Accusato di dare supporto logistico al gruppo nel Nord Italia, Giacomo La Vela: trovava e sceglieva gli obiettivi con sopralluoghi e ricognizioni funzionali. Salvatore De Simone, invece, sarebbe stato il corriere dei medicinali sull'asse Napoli-Genova, oltre che il fornitore delle strutture per lo stoccaggio.
Il 'manager' della struttura, trait d'union tra ladri specializzati e professionisti del settore farmaceutico, è stato identificato dagli investigatori in Eduardo Lambiase. Dopo aver scelto la tipologia di farmaci da rubare e dopo aver creato società all'estero, curava i rapporti con Settimio e Antonio Caprini, padre e figlio, titolari di licenza di esportazione e che acquistavano 'sulla carta' dalle società di Lambiase, in particolare dell'Europa dell'Est, i medicinali, per poi materialmente inviarli ancora all'estero, in particolare nell'Europa del Nord. I farmaci rubati in Italia erano così 'ripuliti' e avevano una nuova legittimazione per essere messi sul mercato.

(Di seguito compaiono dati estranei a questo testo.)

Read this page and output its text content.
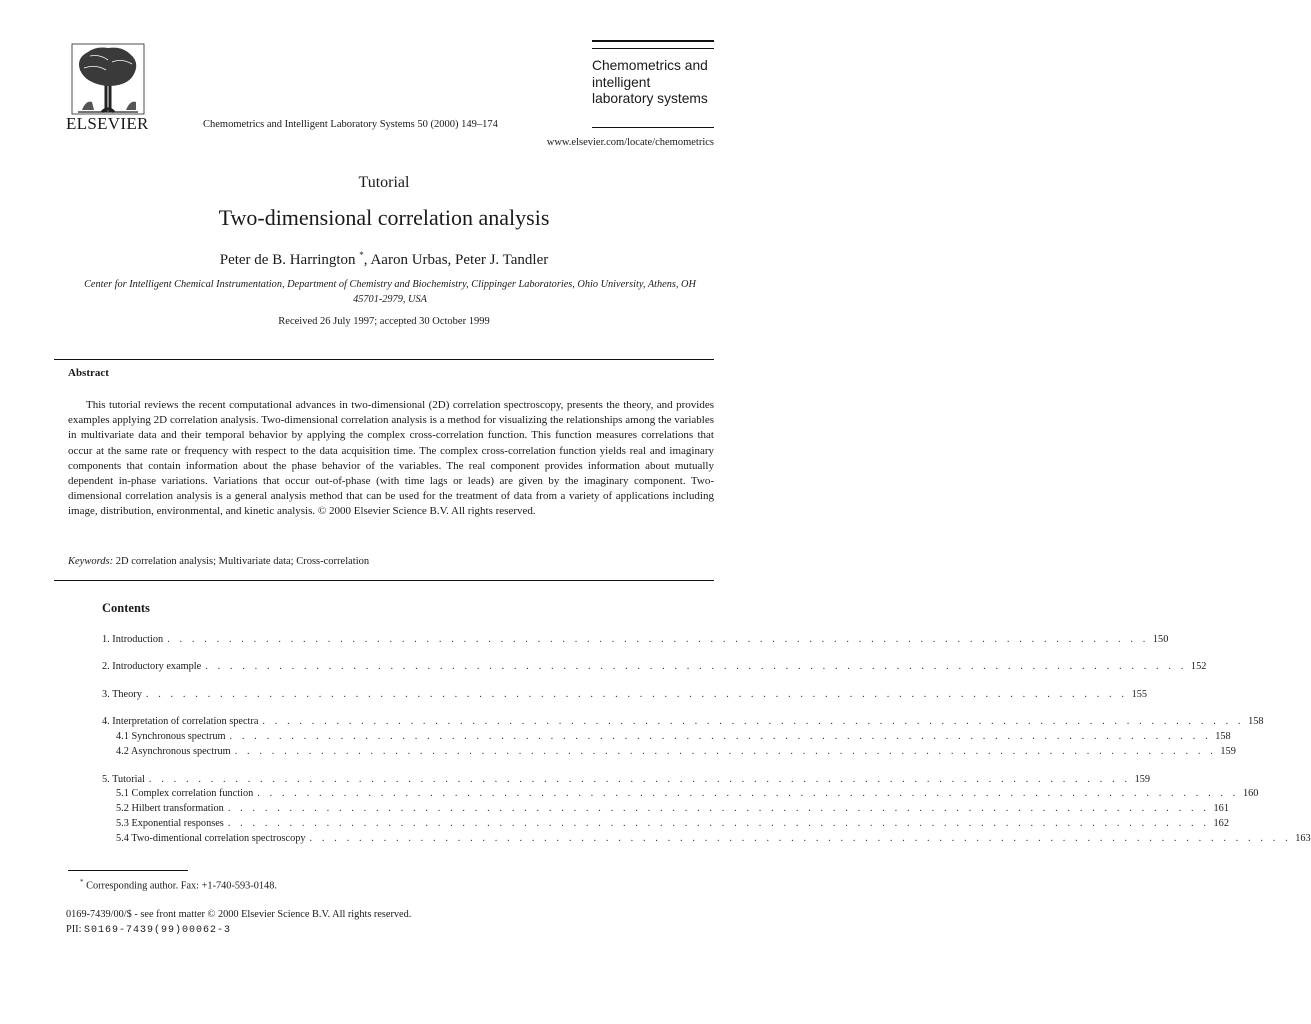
ELSEVIER	Chemometrics and Intelligent Laboratory Systems 50 (2000) 149–174
www.elsevier.com/locate/chemometrics
Chemometrics and
intelligent
laboratory systems
Tutorial
Two-dimensional correlation analysis
Peter de B. Harrington *, Aaron Urbas, Peter J. Tandler
Center for Intelligent Chemical Instrumentation, Department of Chemistry and Biochemistry, Clippinger Laboratories, Ohio University, Athens, OH 45701-2979, USA
Received 26 July 1997; accepted 30 October 1999
Abstract
This tutorial reviews the recent computational advances in two-dimensional (2D) correlation spectroscopy, presents the theory, and provides examples applying 2D correlation analysis. Two-dimensional correlation analysis is a method for visualizing the relationships among the variables in multivariate data and their temporal behavior by applying the complex cross-correlation function. This function measures correlations that occur at the same rate or frequency with respect to the data acquisition time. The complex cross-correlation function yields real and imaginary components that contain information about the phase behavior of the variables. The real component provides information about mutually dependent in-phase variations. Variations that occur out-of-phase (with time lags or leads) are given by the imaginary component. Two-dimensional correlation analysis is a general analysis method that can be used for the treatment of data from a variety of applications including image, distribution, environmental, and kinetic analysis. © 2000 Elsevier Science B.V. All rights reserved.
Keywords: 2D correlation analysis; Multivariate data; Cross-correlation
Contents
1. Introduction . . . . . . . . . . . . . . . . . . . . . . . . . . . . . . . . . . . . . . . . . . . . . . . . . . . . . . . . . . . . . . . . . . . . . . . . . . . . . . . . 150
2. Introductory example . . . . . . . . . . . . . . . . . . . . . . . . . . . . . . . . . . . . . . . . . . . . . . . . . . . . . . . . . . . . . . . . . . . . . . . . . . . . . . . . 152
3. Theory . . . . . . . . . . . . . . . . . . . . . . . . . . . . . . . . . . . . . . . . . . . . . . . . . . . . . . . . . . . . . . . . . . . . . . . . . . . . . . . . 155
4. Interpretation of correlation spectra . . . . . . . . . . . . . . . . . . . . . . . . . . . . . . . . . . . . . . . . . . . . . . . . . . . . . . . . . . . . . . . . . . . . . . . . . . . . . . . . 158
4.1 Synchronous spectrum . . . . . . . . . . . . . . . . . . . . . . . . . . . . . . . . . . . . . . . . . . . . . . . . . . . . . . . . . . . . . . . . . . . . . . . . . . . . . . . . 158
4.2 Asynchronous spectrum . . . . . . . . . . . . . . . . . . . . . . . . . . . . . . . . . . . . . . . . . . . . . . . . . . . . . . . . . . . . . . . . . . . . . . . . . . . . . . . . 159
5. Tutorial . . . . . . . . . . . . . . . . . . . . . . . . . . . . . . . . . . . . . . . . . . . . . . . . . . . . . . . . . . . . . . . . . . . . . . . . . . . . . . . . 159
5.1 Complex correlation function . . . . . . . . . . . . . . . . . . . . . . . . . . . . . . . . . . . . . . . . . . . . . . . . . . . . . . . . . . . . . . . . . . . . . . . . . . . . . . . . 160
5.2 Hilbert transformation . . . . . . . . . . . . . . . . . . . . . . . . . . . . . . . . . . . . . . . . . . . . . . . . . . . . . . . . . . . . . . . . . . . . . . . . . . . . . . . . 161
5.3 Exponential responses . . . . . . . . . . . . . . . . . . . . . . . . . . . . . . . . . . . . . . . . . . . . . . . . . . . . . . . . . . . . . . . . . . . . . . . . . . . . . . . . 162
5.4 Two-dimentional correlation spectroscopy . . . . . . . . . . . . . . . . . . . . . . . . . . . . . . . . . . . . . . . . . . . . . . . . . . . . . . . . . . . . . . . . . . . . . . . . . . . . . . . . 163
* Corresponding author. Fax: +1-740-593-0148.
0169-7439/00/$ - see front matter © 2000 Elsevier Science B.V. All rights reserved.
PII: S0169-7439(99)00062-3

Questa tecnica era messa in atto per i medicinali di tipo H, come gli antitumorali, dispensabili in Italia solo negli ospedali. C'era poi un versante del gruppo che gestiva le medicine di categoria A (farmaci essenziali e per le malattie croniche il cui costo è a carico dello Stato) e C (a totale carico del cittadino): secondo l'accusa se ne occupava Ernesto Pensilino, una sorta di 'broker', a sua volta in contatto con i ladri e con un informatore farmaceutico in pensione di Genova, Lucio Giorgio Grasselli. Questi acquistava dagli Alfano la merce per poi ricettarla ad altri informatori, Salvatore Tubito, ai domiciliari a Torino, e a un altro indagato colpito da obbligo di firma.
Grasselli, Franceschetti e Tubito rifornivano, sempre per l'accusa, farmacie compiacenti nelle province di Genova, Torino, Cuneo e Brescia, dove sono state fatte perquisizioni. Un altro indagato, ancora ricercato e pluripregiudicato, avrebbe fatto da tramite tea il gruppo degli Alfano ed il clan 'Licciardi' di Secondigliano di Napoli, a cui sarebbero state pagate delle somme di denaro per operare.